Le temps de déplacement pour ladite intervention, ainsi que le temps de l’opération sur site, seront considérés comme du travail effectif et seront indemnisés sur la base d’heures de travail et le cas échéant d’heures supplémentaires à 25%. En cas d’intervention entre 21h et 05h, les salariés concernés seront rémunérés en heures de nuit, qui sont des heures majorées à 15%.
Tout salarié travaillant dans un poste encadrant minuit bénéficie d'une indemnité de panier.

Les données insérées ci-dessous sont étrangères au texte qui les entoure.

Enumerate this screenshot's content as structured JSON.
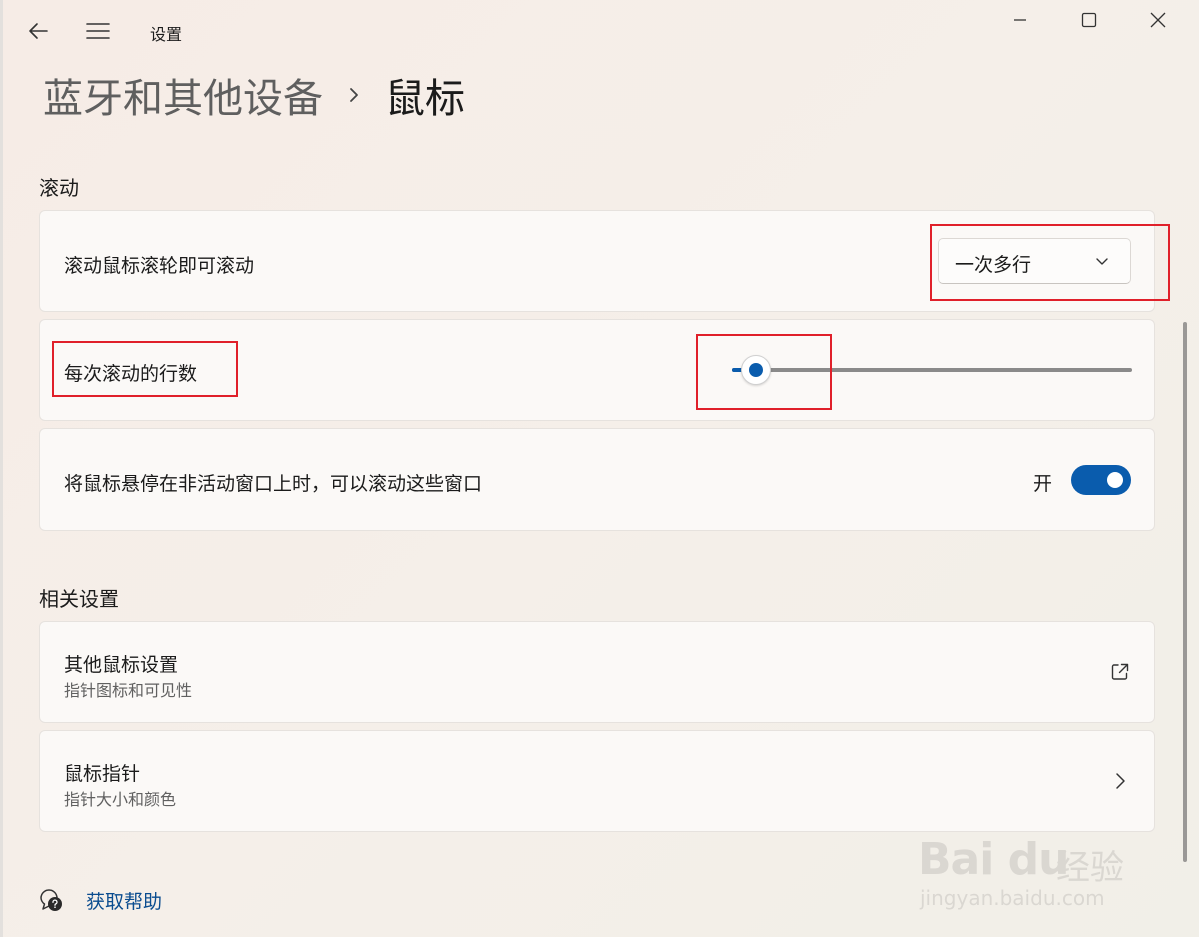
{
  "window": {
    "app_title": "设置",
    "icons": {
      "back": "back-arrow-icon",
      "menu": "hamburger-menu-icon",
      "minimize": "minimize-icon",
      "maximize": "maximize-icon",
      "close": "close-icon"
    }
  },
  "breadcrumb": {
    "parent": "蓝牙和其他设备",
    "current": "鼠标"
  },
  "scrolling": {
    "title": "滚动",
    "wheel": {
      "label": "滚动鼠标滚轮即可滚动",
      "selected": "一次多行"
    },
    "lines": {
      "label": "每次滚动的行数",
      "slider_fraction": 0.05
    },
    "inactive": {
      "label": "将鼠标悬停在非活动窗口上时，可以滚动这些窗口",
      "state": "开"
    }
  },
  "related": {
    "title": "相关设置",
    "items": [
      {
        "title": "其他鼠标设置",
        "subtitle": "指针图标和可见性",
        "icon": "external-link-icon"
      },
      {
        "title": "鼠标指针",
        "subtitle": "指针大小和颜色",
        "icon": "chevron-right-icon"
      }
    ]
  },
  "help": {
    "label": "获取帮助",
    "icon": "help-chat-icon"
  },
  "watermark": {
    "logo": "Bai du",
    "logo2": "经验",
    "url": "jingyan.baidu.com"
  },
  "colors": {
    "accent": "#0a5cad",
    "highlight_box": "#e0202a",
    "link": "#0a4c8f"
  }
}
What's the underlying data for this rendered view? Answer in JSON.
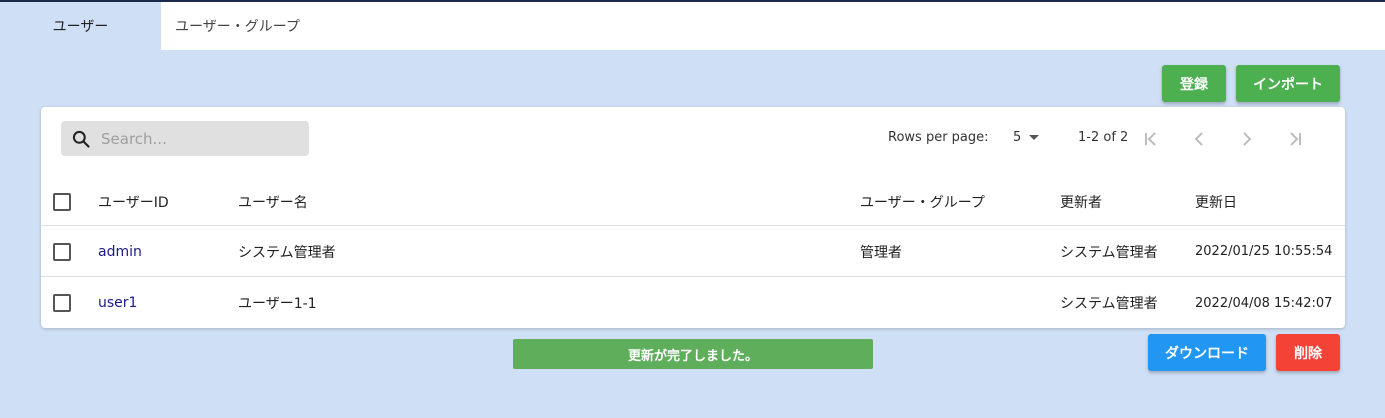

Article 7 – Intervention, durée journalière et respect du temps de repos quotidien
Conformément à l'article L.3121-10 du Code du travail, exception faite des périodes d’intervention, la période d’astreinte est prise en compte dans les durées minimales de repos quotidien et hebdomadaire. Les salariés en astreinte qui ne sont pas amenés à intervenir pendant leur temps de repos quotidien ou leur temps de repos hebdomadaire sont considérés comme ayant bénéficié de ceux-ci.
Si une intervention a lieu pendant l’astreinte, le repos quotidien ou hebdomadaire de
11 heures doit être donné intégralement à compter de la fin de l’intervention, sauf si le salarié a déjà bénéficié, avant le début de celle-ci, de la durée minimale de repos continue.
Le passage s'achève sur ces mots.